If there is one thing which is constant in Manchester, England - it's the rain. In a city where it rains more often than it doesn't, Rainwear was big business in the early 20th centuary. Brothers, John and Isaac Miller ran the Baracuta factory, making rainwear for brands such as Burberry and Aquascutum. When they branched out into their own brand, Baracuta soon became synonymous with the finest Raincoats. 

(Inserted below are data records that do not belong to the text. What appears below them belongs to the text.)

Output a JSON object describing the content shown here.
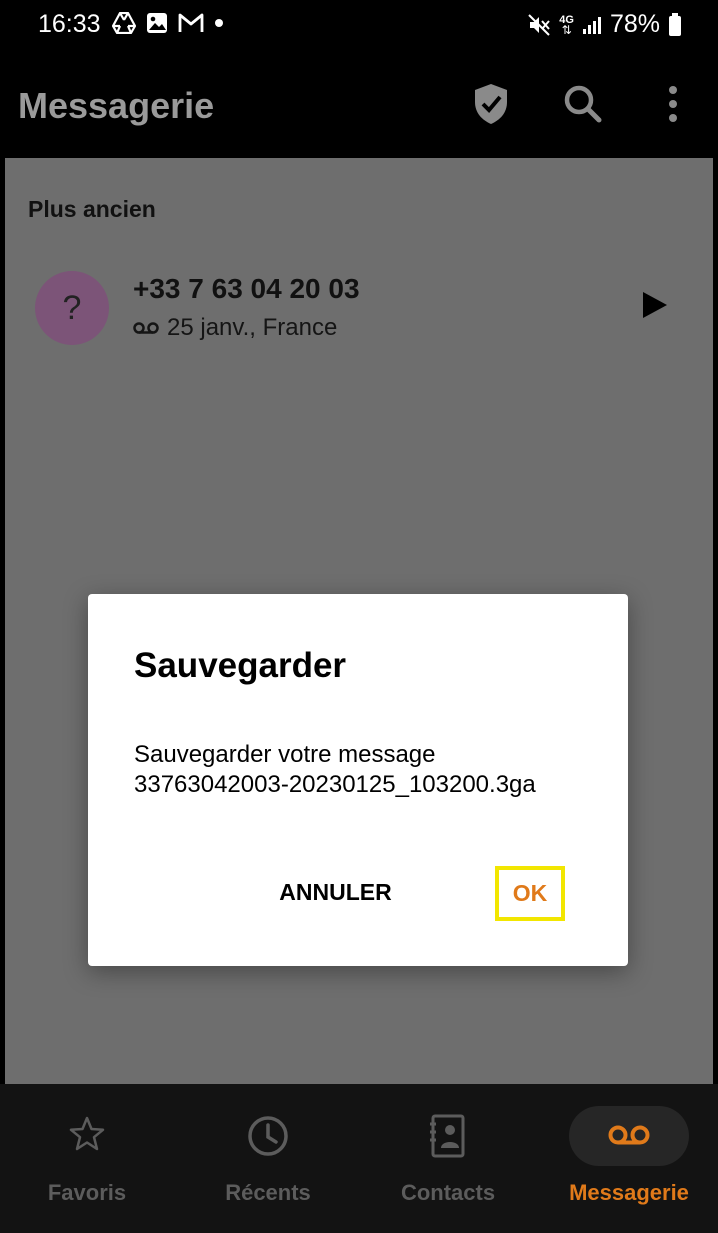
{
  "status_bar": {
    "time": "16:33",
    "left_icons": [
      "drive-icon",
      "image-icon",
      "gmail-icon",
      "dot-icon"
    ],
    "right_icons": [
      "mute-icon",
      "network-4g-icon",
      "signal-icon",
      "battery-icon"
    ],
    "network_label": "4G",
    "battery_percent": "78%"
  },
  "app_bar": {
    "title": "Messagerie",
    "actions": [
      "shield-check-icon",
      "search-icon",
      "more-vert-icon"
    ]
  },
  "content": {
    "section_header": "Plus ancien",
    "voicemails": [
      {
        "avatar_glyph": "?",
        "number": "+33 7 63 04 20 03",
        "meta": "25 janv., France",
        "meta_icon": "voicemail-icon",
        "action_icon": "play-icon"
      }
    ]
  },
  "dialog": {
    "title": "Sauvegarder",
    "body_line1": "Sauvegarder votre message",
    "body_line2": "33763042003-20230125_103200.3ga",
    "cancel_label": "ANNULER",
    "ok_label": "OK"
  },
  "bottom_nav": {
    "items": [
      {
        "label": "Favoris",
        "icon": "star-icon"
      },
      {
        "label": "Récents",
        "icon": "clock-icon"
      },
      {
        "label": "Contacts",
        "icon": "contacts-icon"
      },
      {
        "label": "Messagerie",
        "icon": "voicemail-icon"
      }
    ],
    "active_index": 3
  },
  "colors": {
    "accent": "#e07a1a",
    "highlight_border": "#f2e600",
    "avatar_bg": "#7c5478",
    "scrim_content": "#6e6e6e"
  }
}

By 1937, the Miller Brothers were looking for a new, functional design for a working man, and which would also keep them dry in the rain. They came up with what would eventually become the Baracuta G9. This shorter jacket meant the wearer would have the benefit of a shower proof coat while he was still able to move around, unhampered by a longer raincoat or mac. With the design including collar button fastening, elastic waistband and cuffs and button fasten pockets nearly finished, the Miller Brothers took their idea to Beaufort Castle, Scotland. In the presence of Lord Lovat, the head of the Fraser Clan, the Miller brothers requested that they be granted permission and licence to use the famous red Fraser tartan in the lining for the new Baracuta Jacket. With the agreement in place, the Miller Brother's began manufacturing the Baracuta Jacket in the classic G9 style, as well as other variations.

Over the years the Baracuta G9 built up a reputation. In the 1950's Baracuta G9 Jackets were being exported to the US as 'Sports Coats' for the early Mods looking for that Ivy League look. In 1958 Elvis Presley wore the Baracuta G9 in the flim, 'King Creole' propelling the jacket to the forefront of fashion. Other fifties and sixties icons picked the Baracuta G9 as thier jacket of choice - Frank Sinatra, Arnold Palmer, Gregory Peck, and perhaps most famously, The King of Cool - Steve McQueen, who made the Natural coloured Baracuta G9 an integral part of his 'look'.

The Baracuta G9 is back for Spring/Summer 13 ready for another generation of aesthetes to take it to their hearts.